The Breakthrough Prize in Mathematics is an annual award of the Breakthrough Prize series, inaugurated in 2013, where laureates receive $3 million each in prize money for outstanding contributions in Life Sciences, Fundamental Physics, and Mathematics.
The idea behind the Breakthrough Prize, renowned as the “Oscars of Science”, is that if scientists are viewed as celebrities, on a par with movie and rock stars, then more young students will aspire to be scientists.
The Breakthrough Prizes were founded by Sergey Brin, Priscilla Chan and Mark Zuckerberg, Yuri and Julia Milner, and Anne Wojcicki. Sponsorship is provided through the personal foundations established by Sergey Brin, Priscilla Chan and Mark Zuckerberg, Ma Huateng, Jack Ma, Yuri and Julia Milner, and Anne Wojcicki, some of the most influential business people in science and tech industry today.
In addition, the Breakthrough Prize Board also selects up to three laureates for the New Horizons in Mathematics Prize which awards $100,000 to early-career researchers. In 2019, both Kaisa Matomäki and Karim Adiprasito received the award, and for 2021 the award goes to Aleksandr Logunov. All three are 2020 EMS Prize winners.
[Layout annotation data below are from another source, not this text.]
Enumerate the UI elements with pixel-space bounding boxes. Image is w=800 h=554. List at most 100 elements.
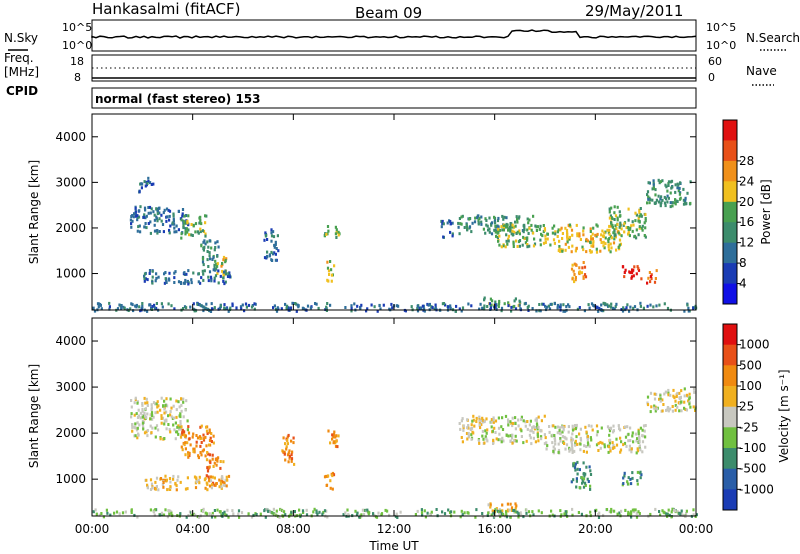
velocity-cell bbox=[287, 433, 290, 437]
velocity-cell bbox=[487, 503, 490, 507]
velocity-cell bbox=[574, 441, 577, 445]
power-cell bbox=[513, 230, 516, 234]
power-cell bbox=[661, 179, 664, 183]
velocity-cell bbox=[514, 416, 517, 420]
power-cell bbox=[235, 306, 238, 310]
power-cell bbox=[595, 306, 598, 309]
power-cell bbox=[149, 211, 152, 215]
velocity-cell bbox=[290, 453, 293, 457]
power-cell bbox=[569, 225, 572, 229]
power-cell bbox=[198, 221, 201, 225]
velocity-cell bbox=[622, 443, 625, 447]
power-cell bbox=[504, 224, 507, 228]
power-cell bbox=[544, 237, 547, 241]
power-cell bbox=[149, 231, 152, 235]
velocity-cell bbox=[141, 409, 144, 413]
power-cell bbox=[173, 222, 176, 226]
power-panel-frame bbox=[91, 113, 697, 311]
velocity-cell bbox=[509, 439, 512, 443]
power-cell bbox=[650, 273, 653, 277]
velocity-cell bbox=[514, 510, 517, 514]
power-cell bbox=[678, 186, 681, 190]
power-cell bbox=[635, 272, 638, 276]
velocity-cell bbox=[662, 403, 665, 406]
velocity-cell bbox=[501, 436, 504, 440]
power-cell bbox=[441, 219, 444, 223]
power-cell bbox=[507, 239, 510, 243]
velocity-cell bbox=[184, 487, 188, 491]
velocity-cell bbox=[158, 513, 161, 517]
power-cell bbox=[143, 274, 146, 278]
velocity-cell bbox=[683, 406, 686, 410]
power-cell bbox=[512, 225, 516, 229]
velocity-cell bbox=[484, 429, 487, 433]
velocity-cell bbox=[156, 405, 159, 409]
velocity-cell bbox=[663, 511, 666, 515]
velocity-cell bbox=[609, 427, 613, 431]
velocity-cell bbox=[603, 443, 606, 447]
velocity-cell bbox=[216, 508, 219, 512]
velocity-cell bbox=[150, 431, 153, 435]
velocity-cell bbox=[582, 472, 585, 476]
velocity-colorbar-label: -1000 bbox=[739, 482, 774, 496]
velocity-colorbar-swatch bbox=[723, 365, 737, 387]
power-cell bbox=[566, 240, 569, 244]
velocity-cell bbox=[525, 511, 528, 515]
velocity-cell bbox=[150, 406, 153, 410]
velocity-cell bbox=[141, 402, 144, 405]
velocity-cell bbox=[516, 510, 519, 514]
power-cell bbox=[334, 225, 337, 229]
power-cell bbox=[607, 245, 610, 249]
power-cell bbox=[666, 189, 669, 193]
power-cell bbox=[573, 273, 576, 276]
power-cell bbox=[216, 262, 219, 266]
velocity-cell bbox=[133, 401, 136, 405]
power-cell bbox=[428, 302, 431, 306]
velocity-cell bbox=[178, 414, 181, 418]
power-cell bbox=[519, 307, 522, 311]
velocity-cell bbox=[513, 439, 516, 443]
velocity-cell bbox=[537, 439, 540, 443]
velocity-cell bbox=[571, 432, 574, 436]
velocity-cell bbox=[133, 413, 136, 417]
power-cell bbox=[327, 229, 330, 233]
velocity-cell bbox=[163, 422, 166, 426]
velocity-cell bbox=[461, 417, 464, 421]
power-cell bbox=[512, 233, 515, 237]
velocity-cell bbox=[636, 482, 639, 486]
velocity-cell bbox=[323, 475, 327, 479]
velocity-cell bbox=[551, 513, 554, 517]
velocity-cell bbox=[184, 447, 187, 451]
power-cell bbox=[185, 306, 188, 310]
power-cell bbox=[314, 302, 317, 305]
velocity-cell bbox=[642, 434, 645, 438]
power-cell bbox=[391, 306, 394, 310]
power-cell bbox=[315, 302, 318, 306]
velocity-cell bbox=[479, 426, 482, 430]
power-cell bbox=[663, 195, 666, 199]
power-cell bbox=[682, 187, 685, 191]
velocity-cell bbox=[225, 484, 228, 488]
velocity-cell bbox=[466, 437, 469, 441]
power-cell bbox=[167, 277, 171, 281]
power-cell bbox=[676, 200, 679, 203]
power-cell bbox=[574, 249, 577, 253]
velocity-cell bbox=[475, 508, 478, 512]
velocity-cell bbox=[589, 487, 592, 491]
velocity-cell bbox=[169, 430, 172, 434]
power-cell bbox=[211, 258, 214, 261]
velocity-cell bbox=[605, 508, 609, 511]
velocity-cell bbox=[692, 513, 695, 517]
power-cell bbox=[192, 271, 195, 275]
power-cell bbox=[182, 281, 185, 285]
power-cell bbox=[610, 305, 613, 309]
power-cell bbox=[655, 304, 658, 308]
velocity-cell bbox=[528, 423, 531, 427]
power-cell bbox=[471, 221, 474, 225]
velocity-cell bbox=[678, 409, 681, 413]
velocity-cell bbox=[676, 510, 679, 514]
power-cell bbox=[502, 228, 505, 232]
velocity-cell bbox=[661, 509, 664, 513]
velocity-cell bbox=[136, 515, 139, 519]
velocity-cell bbox=[141, 419, 144, 423]
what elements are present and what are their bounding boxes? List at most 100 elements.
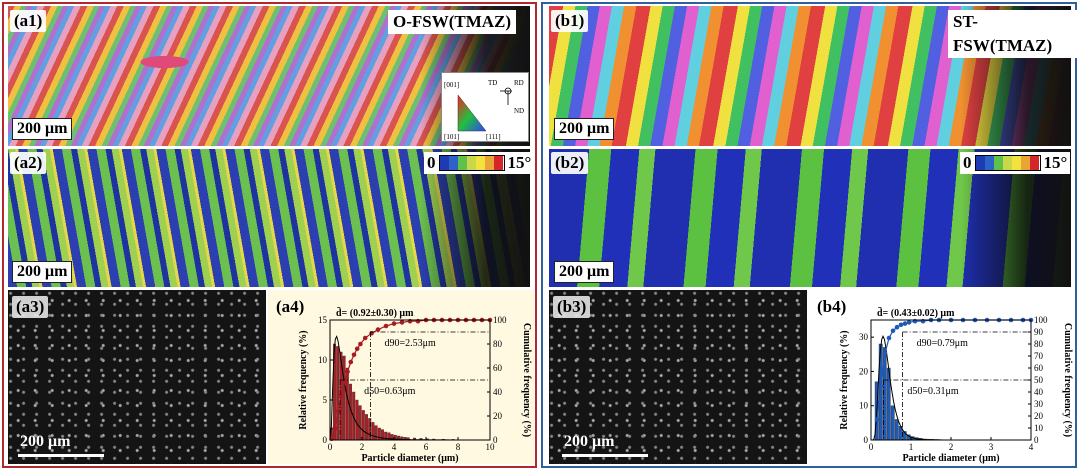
y-right-tick-label: 10 [1034,423,1044,433]
kam-color-swatch [485,156,495,170]
y-left-tick-label: 15 [318,315,328,325]
ipf-101-label: [101] [444,133,459,141]
kam-color-swatch [1002,156,1013,170]
b3-sem-image [549,290,807,464]
ipf-td-label: TD [488,79,497,87]
histogram-bar [371,422,375,441]
kam-color-swatch [476,156,486,170]
y-right-tick-label: 30 [1034,399,1044,409]
kam-color-swatch [448,156,458,170]
cumulative-point [335,408,341,414]
mean-annotation: d̄= (0.92±0.30) μm [336,307,414,319]
histogram-bar [374,425,378,441]
cumulative-point [878,383,884,389]
b2-kam-min: 0 [963,153,972,172]
cumulative-point [383,323,389,329]
kam-color-swatch [494,156,504,170]
mean-annotation: d̄= (0.43±0.02) μm [877,307,955,319]
kam-color-swatch [457,156,467,170]
y-right-tick-label: 90 [1034,327,1044,337]
histogram-bar [358,405,362,441]
b2-kam-legend: 0 15° [960,152,1071,174]
cumulative-point [375,327,381,332]
a2-kam-legend: 0 15° [424,152,535,174]
x-tick-label: 1 [909,442,914,452]
y-right-tick-label: 0 [1034,435,1039,445]
x-tick-label: 4 [392,442,397,452]
a2-scale-bar: 200 μm [12,261,73,283]
cumulative-point [882,351,888,356]
kam-color-swatch [984,156,994,170]
a2-kam-min: 0 [427,153,436,172]
y-right-axis-label: Cumulative frequency (%) [521,323,532,437]
cumulative-point [874,417,880,422]
y-left-tick-label: 10 [859,401,869,411]
b1-label: (b1) [551,10,589,32]
ipf-nd-label: ND [514,107,524,115]
cumulative-point [391,321,397,326]
x-tick-label: 4 [1029,442,1034,452]
ipf-001-label: [001] [444,81,459,89]
cumulative-point [332,425,338,431]
cumulative-point [358,341,363,347]
a3-scale-line [18,454,104,457]
y-right-tick-label: 70 [1034,351,1044,361]
d50-annotation: d50=0.31μm [907,386,959,397]
y-right-tick-label: 0 [493,435,498,445]
kam-color-swatch [439,156,449,170]
b1-scale-bar: 200 μm [554,118,615,140]
a1-scale-bar: 200 μm [12,118,73,140]
y-right-tick-label: 80 [493,339,503,349]
x-tick-label: 2 [949,442,954,452]
a2-label: (a2) [10,152,47,174]
y-right-tick-label: 100 [493,315,507,325]
histogram-bar [355,399,359,441]
y-left-axis-label: Relative frequency (%) [839,330,850,429]
y-right-tick-label: 100 [1034,315,1048,325]
a3-sem-image [8,290,266,464]
kam-color-swatch [975,156,985,170]
ipf-triangle [457,94,487,132]
y-right-tick-label: 60 [1034,363,1044,373]
a3-scale-bar: 200 μm [20,433,71,450]
kam-color-swatch [1030,156,1040,170]
histogram-bar [890,405,895,441]
y-left-tick-label: 0 [323,435,328,445]
y-left-tick-label: 30 [859,332,869,342]
x-tick-label: 3 [989,442,994,452]
y-left-tick-label: 0 [864,435,869,445]
y-left-tick-label: 10 [318,355,328,365]
x-tick-label: 0 [869,442,874,452]
x-tick-label: 10 [486,442,496,452]
cumulative-point [369,330,374,336]
histogram-bar [342,355,346,441]
b4-chart: 0 1 2 3 401020300102030405060708090100Partic… [839,307,1073,464]
b2-kam-max: 15° [1043,153,1068,172]
ipf-rd-label: RD [514,79,524,87]
histogram-bar [345,367,349,441]
cumulative-point [399,320,405,325]
cumulative-point [345,369,350,374]
b2-scale-bar: 200 μm [554,261,615,283]
y-left-tick-label: 20 [859,366,869,376]
cumulative-point [898,322,904,328]
x-axis-label: Particle diameter (μm) [902,453,999,464]
ipf-111-label: [111] [486,133,501,141]
histogram-bar [361,410,365,441]
kam-color-swatch [1021,156,1031,170]
b3-scale-line [562,454,648,457]
y-right-tick-label: 40 [493,387,503,397]
a2-kam-colorbar [438,155,505,171]
cumulative-point [351,352,357,358]
cumulative-curve [876,319,1031,420]
plot-frame [329,319,491,441]
d90-annotation: d90=0.79μm [917,338,969,349]
x-tick-label: 0 [328,442,333,452]
a2-kam-max: 15° [507,153,532,172]
b2-label: (b2) [551,152,589,174]
ipf-legend-graphic: [001] [101] [111] TD RD ND [444,79,524,141]
y-right-tick-label: 40 [1034,387,1044,397]
y-right-axis-label: Cumulative frequency (%) [1062,323,1073,437]
b-title: ST-FSW(TMAZ) [948,10,1080,58]
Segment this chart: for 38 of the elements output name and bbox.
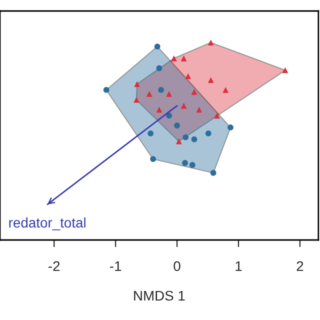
point xyxy=(196,106,202,113)
point xyxy=(166,90,172,97)
point xyxy=(134,81,140,87)
x-tick-label: -2 xyxy=(48,261,60,271)
point xyxy=(171,55,177,62)
point xyxy=(174,122,180,128)
x-tick-label: -1 xyxy=(110,261,122,271)
point xyxy=(228,124,234,130)
point xyxy=(182,134,189,140)
point xyxy=(146,90,152,97)
point xyxy=(222,87,229,93)
x-tick-label: 2 xyxy=(296,261,304,271)
point xyxy=(282,67,288,74)
point xyxy=(210,170,216,176)
point xyxy=(148,130,154,136)
point xyxy=(208,40,214,46)
point xyxy=(182,160,188,166)
point xyxy=(150,156,156,162)
point xyxy=(103,87,110,93)
point xyxy=(156,65,162,72)
point xyxy=(158,87,164,93)
point xyxy=(185,73,192,80)
point xyxy=(154,44,160,50)
point xyxy=(156,106,162,113)
point xyxy=(205,130,212,136)
point xyxy=(176,138,182,144)
x-tick-label: 0 xyxy=(174,261,180,272)
x-tick-label: 1 xyxy=(236,261,242,271)
annotation: redator_total xyxy=(9,217,86,230)
point xyxy=(180,55,187,62)
point xyxy=(191,88,198,95)
x-axis-title: NMDS 1 xyxy=(134,290,185,301)
point xyxy=(191,136,198,142)
point xyxy=(214,112,220,119)
point xyxy=(166,112,172,119)
point xyxy=(189,162,196,168)
point xyxy=(134,96,140,103)
point xyxy=(208,77,214,84)
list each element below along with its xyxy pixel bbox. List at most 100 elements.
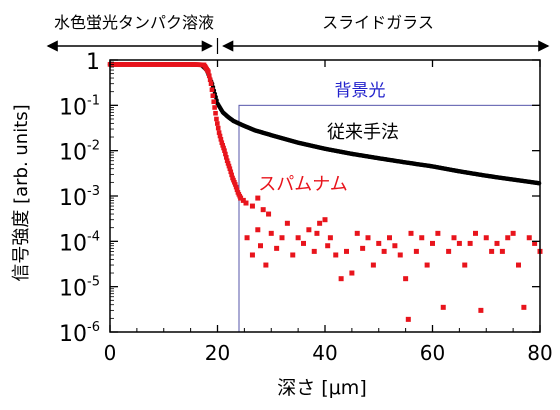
region-label-left: 水色蛍光タンパク溶液 — [54, 13, 214, 32]
data-point-spamnum — [213, 110, 218, 116]
series-label-conventional: 従来手法 — [327, 122, 399, 143]
data-point-spamnum — [229, 172, 234, 178]
data-point-spamnum — [219, 140, 225, 145]
data-point-spamnum — [263, 262, 269, 268]
data-point-spamnum — [526, 235, 532, 241]
data-point-spamnum — [222, 148, 227, 153]
y-tick-label: 10-6 — [59, 320, 100, 347]
data-point-spamnum — [228, 169, 234, 175]
data-point-spamnum — [376, 240, 382, 246]
data-point-spamnum — [370, 262, 376, 268]
data-point-spamnum — [344, 248, 349, 254]
data-point-spamnum — [349, 270, 355, 276]
data-point-spamnum — [413, 248, 419, 254]
data-point-spamnum — [360, 245, 366, 251]
data-point-spamnum — [314, 230, 320, 236]
plot-frame — [109, 59, 541, 333]
data-point-spamnum — [387, 235, 392, 241]
x-tick-label: 20 — [205, 341, 230, 365]
y-tick-label: 10-1 — [59, 93, 100, 120]
series-label-spamnum: スパムナム — [258, 174, 347, 195]
data-point-spamnum — [430, 240, 435, 246]
data-point-spamnum — [478, 307, 484, 313]
x-tick-label: 40 — [312, 341, 337, 365]
data-point-spamnum — [467, 240, 473, 246]
data-point-spamnum — [451, 235, 457, 241]
data-point-spamnum — [322, 217, 328, 223]
data-point-spamnum — [217, 133, 223, 139]
y-tick-label: 1 — [86, 50, 100, 75]
data-point-spamnum — [227, 166, 233, 172]
data-point-spamnum — [505, 235, 511, 241]
y-tick-label: 10-4 — [59, 229, 100, 256]
data-point-spamnum — [494, 240, 500, 246]
data-point-spamnum — [221, 145, 226, 151]
data-point-spamnum — [220, 143, 225, 148]
data-point-spamnum — [473, 230, 478, 236]
data-point-spamnum — [365, 235, 371, 241]
data-point-spamnum — [435, 230, 441, 236]
data-point-spamnum — [233, 184, 239, 190]
data-point-spamnum — [214, 116, 219, 122]
data-point-spamnum — [244, 235, 250, 241]
x-tick-label: 80 — [527, 341, 552, 365]
data-point-spamnum — [510, 230, 516, 236]
data-point-spamnum — [306, 227, 312, 233]
data-point-spamnum — [232, 182, 238, 187]
data-point-spamnum — [210, 93, 216, 99]
data-point-spamnum — [268, 230, 274, 236]
series-conventional — [107, 62, 542, 186]
data-point-spamnum — [489, 248, 495, 254]
data-point-spamnum — [238, 195, 244, 201]
data-point-spamnum — [215, 125, 221, 131]
data-point-spamnum — [419, 235, 425, 241]
data-point-spamnum — [266, 211, 272, 217]
data-point-spamnum — [208, 81, 214, 86]
data-point-spamnum — [333, 252, 339, 258]
data-point-spamnum — [295, 235, 301, 241]
data-point-spamnum — [255, 227, 261, 233]
data-point-spamnum — [532, 240, 538, 246]
data-point-spamnum — [218, 137, 224, 142]
data-point-spamnum — [260, 207, 266, 213]
y-tick-label: 10-5 — [59, 275, 100, 302]
data-point-spamnum — [215, 121, 220, 126]
data-point-spamnum — [301, 240, 306, 246]
data-point-spamnum — [456, 240, 462, 246]
data-point-spamnum — [249, 252, 255, 258]
data-point-spamnum — [325, 243, 331, 249]
background-label: 背景光 — [335, 81, 386, 101]
y-axis-label: 信号強度 [arb. units] — [11, 104, 32, 281]
data-point-spamnum — [483, 235, 489, 241]
data-point-spamnum — [223, 151, 228, 157]
series-spamnum — [107, 62, 543, 322]
data-point-spamnum — [499, 248, 505, 254]
data-point-spamnum — [317, 220, 323, 226]
data-point-spamnum — [258, 243, 263, 249]
y-tick-label: 10-3 — [59, 184, 100, 211]
data-point-spamnum — [274, 245, 280, 251]
data-point-spamnum — [249, 203, 255, 209]
data-point-spamnum — [207, 77, 213, 83]
data-point-spamnum — [408, 230, 414, 236]
data-point-spamnum — [240, 197, 246, 203]
data-point-spamnum — [209, 87, 215, 93]
y-tick-label: 10-2 — [59, 139, 100, 166]
data-point-spamnum — [234, 187, 240, 193]
x-axis-label: 深さ [μm] — [277, 377, 366, 399]
data-point-spamnum — [403, 276, 409, 282]
x-tick-label: 0 — [104, 341, 117, 365]
data-point-spamnum — [212, 105, 217, 110]
data-point-spamnum — [354, 230, 360, 236]
data-point-spamnum — [226, 163, 232, 169]
data-point-spamnum — [223, 155, 229, 160]
data-point-spamnum — [338, 276, 344, 282]
data-point-spamnum — [392, 243, 398, 249]
data-point-spamnum — [446, 248, 452, 254]
data-point-spamnum — [255, 195, 261, 201]
data-point-spamnum — [284, 220, 290, 226]
x-tick-label: 60 — [420, 341, 445, 365]
data-point-spamnum — [224, 158, 230, 164]
data-point-spamnum — [381, 248, 387, 254]
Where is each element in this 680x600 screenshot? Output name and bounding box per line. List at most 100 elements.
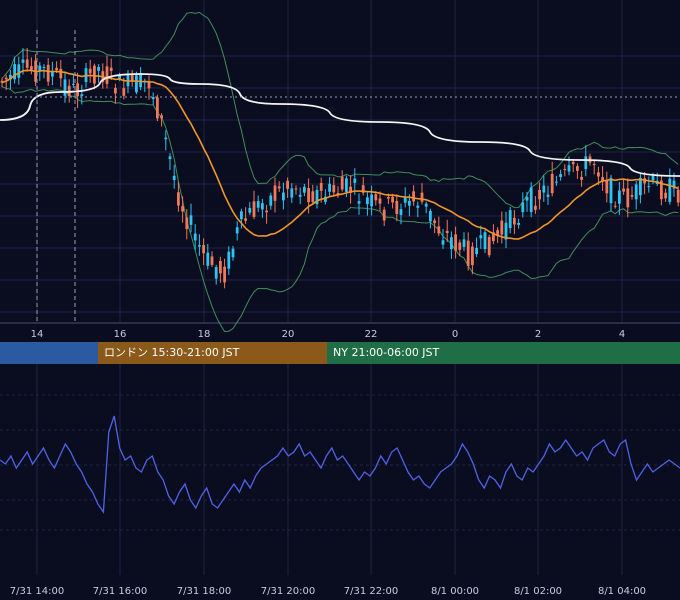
candle-body bbox=[214, 267, 218, 279]
candle-body bbox=[294, 188, 298, 190]
session-london: ロンドン 15:30-21:00 JST bbox=[98, 342, 327, 364]
candle-body bbox=[382, 209, 386, 221]
osc-x-tick-label: 7/31 20:00 bbox=[261, 586, 315, 597]
osc-x-tick-label: 7/31 18:00 bbox=[177, 586, 231, 597]
candle-body bbox=[668, 178, 672, 202]
candle-body bbox=[605, 180, 609, 194]
candle-body bbox=[613, 205, 617, 207]
candle-body bbox=[25, 59, 29, 68]
candle-body bbox=[282, 192, 285, 201]
candle-body bbox=[370, 194, 373, 207]
candle-body bbox=[130, 74, 134, 82]
candle-body bbox=[30, 66, 33, 70]
candle-body bbox=[122, 88, 126, 96]
candle-body bbox=[223, 266, 226, 283]
candle-body bbox=[597, 172, 600, 177]
price-x-tick-label: 2 bbox=[535, 329, 541, 340]
candle-body bbox=[93, 65, 96, 84]
candle-body bbox=[378, 198, 382, 204]
candle-body bbox=[340, 176, 344, 190]
candle-body bbox=[240, 211, 243, 220]
candle-body bbox=[210, 256, 214, 265]
candle-body bbox=[307, 188, 310, 203]
candle-body bbox=[361, 185, 365, 193]
candle-body bbox=[38, 65, 42, 72]
candle-body bbox=[475, 247, 478, 255]
candle-body bbox=[9, 74, 12, 80]
candle-body bbox=[202, 244, 205, 254]
candle-body bbox=[626, 188, 630, 208]
candle-body bbox=[357, 201, 361, 204]
candle-body bbox=[277, 186, 281, 189]
candle-body bbox=[513, 217, 516, 225]
candle-body bbox=[172, 175, 176, 181]
candle-body bbox=[584, 156, 588, 169]
candle-body bbox=[639, 177, 642, 196]
candle-body bbox=[525, 196, 529, 201]
candle-body bbox=[244, 218, 247, 221]
price-x-tick-label: 0 bbox=[452, 329, 458, 340]
oscillator-path bbox=[0, 415, 680, 514]
candle-body bbox=[592, 164, 596, 166]
candle-body bbox=[353, 178, 357, 183]
candle-body bbox=[0, 80, 4, 83]
osc-x-tick-label: 7/31 16:00 bbox=[93, 586, 147, 597]
candle-body bbox=[651, 175, 655, 181]
candle-body bbox=[164, 137, 168, 140]
candle-body bbox=[458, 242, 462, 250]
candle-body bbox=[252, 201, 256, 217]
candle-body bbox=[59, 68, 63, 79]
candle-body bbox=[88, 68, 92, 74]
candle-body bbox=[46, 64, 50, 82]
candle-body bbox=[193, 233, 197, 241]
candle-body bbox=[324, 196, 327, 202]
candle-body bbox=[571, 161, 575, 165]
candle-body bbox=[206, 252, 210, 266]
candle-body bbox=[51, 71, 54, 77]
bollinger-upper-band bbox=[1, 11, 679, 209]
candle-body bbox=[445, 230, 449, 234]
candle-body bbox=[387, 197, 390, 199]
candle-body bbox=[160, 115, 163, 119]
candle-body bbox=[559, 174, 562, 178]
session-tokyo bbox=[0, 342, 98, 364]
candle-body bbox=[4, 77, 8, 80]
candle-body bbox=[563, 168, 567, 170]
price-x-tick-label: 4 bbox=[619, 329, 625, 340]
candle-body bbox=[437, 226, 441, 234]
candle-body bbox=[177, 192, 180, 206]
candle-body bbox=[622, 188, 625, 192]
candle-body bbox=[492, 232, 495, 242]
candle-body bbox=[303, 186, 306, 193]
osc-x-tick-label: 7/31 22:00 bbox=[344, 586, 398, 597]
candle-body bbox=[676, 189, 680, 203]
candle-body bbox=[42, 66, 46, 68]
candle-body bbox=[630, 195, 634, 197]
candle-body bbox=[168, 156, 172, 160]
candle-body bbox=[290, 188, 294, 198]
candle-body bbox=[496, 230, 499, 236]
candle-body bbox=[118, 75, 121, 80]
oscillator-line bbox=[0, 415, 680, 514]
candle-body bbox=[147, 80, 151, 89]
osc-x-tick-label: 8/1 02:00 bbox=[514, 586, 562, 597]
candle-body bbox=[672, 180, 676, 189]
price-x-tick-label: 20 bbox=[282, 329, 295, 340]
candle-body bbox=[466, 240, 470, 266]
candle-body bbox=[76, 83, 79, 97]
candle-body bbox=[576, 166, 579, 171]
candle-body bbox=[391, 196, 394, 203]
candle-body bbox=[454, 234, 457, 251]
price-grid bbox=[0, 0, 680, 324]
candle-body bbox=[374, 194, 378, 201]
candle-body bbox=[114, 87, 117, 94]
candle-body bbox=[462, 239, 466, 247]
candle-body bbox=[660, 180, 663, 200]
candle-body bbox=[156, 97, 159, 119]
moving-average-slow bbox=[0, 73, 680, 177]
candle-body bbox=[17, 64, 21, 78]
candle-body bbox=[433, 220, 436, 224]
candle-body bbox=[311, 191, 315, 203]
candle-body bbox=[517, 222, 520, 225]
candle-body bbox=[349, 186, 352, 193]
Also, in 2021, the first Maryam Mirzakhani New Frontiers Prizes of $50,000 are to be awarded to a number of women mathematicians who have completed their PhDs within the past two years.
All winners for the Breakthrough Prize series 2021 were announced in September 2020.
The Breakthrough Prize has recognized Professor Sir Martin Hairer KBE FRS “for transformative contributions to the theory of stochastic analysis, particularly the theory of regularity structures in stochastic partial differential equations.”
Martin Hairer is a professor of Pure Mathematics and Chair in Probability and Stochastic Analysis in the Department of Mathematics, Imperial College, London. His main area of research is the study of stochastic partial differential equations (SPDEs); other research interests include nonequlibrium statistical mechanics, stochastic differential equations, stochastic processes with memory, and the general theory of Markov processes. He will be delivering the Hirzebruch Lecture at the 8ECM in 2021.
An interview by Imperial with Professor Hairer is published here, including more details about his research, his inspiration, and what it feels like to win.
We congratulate Professor Hairer and wish him successful work in the future!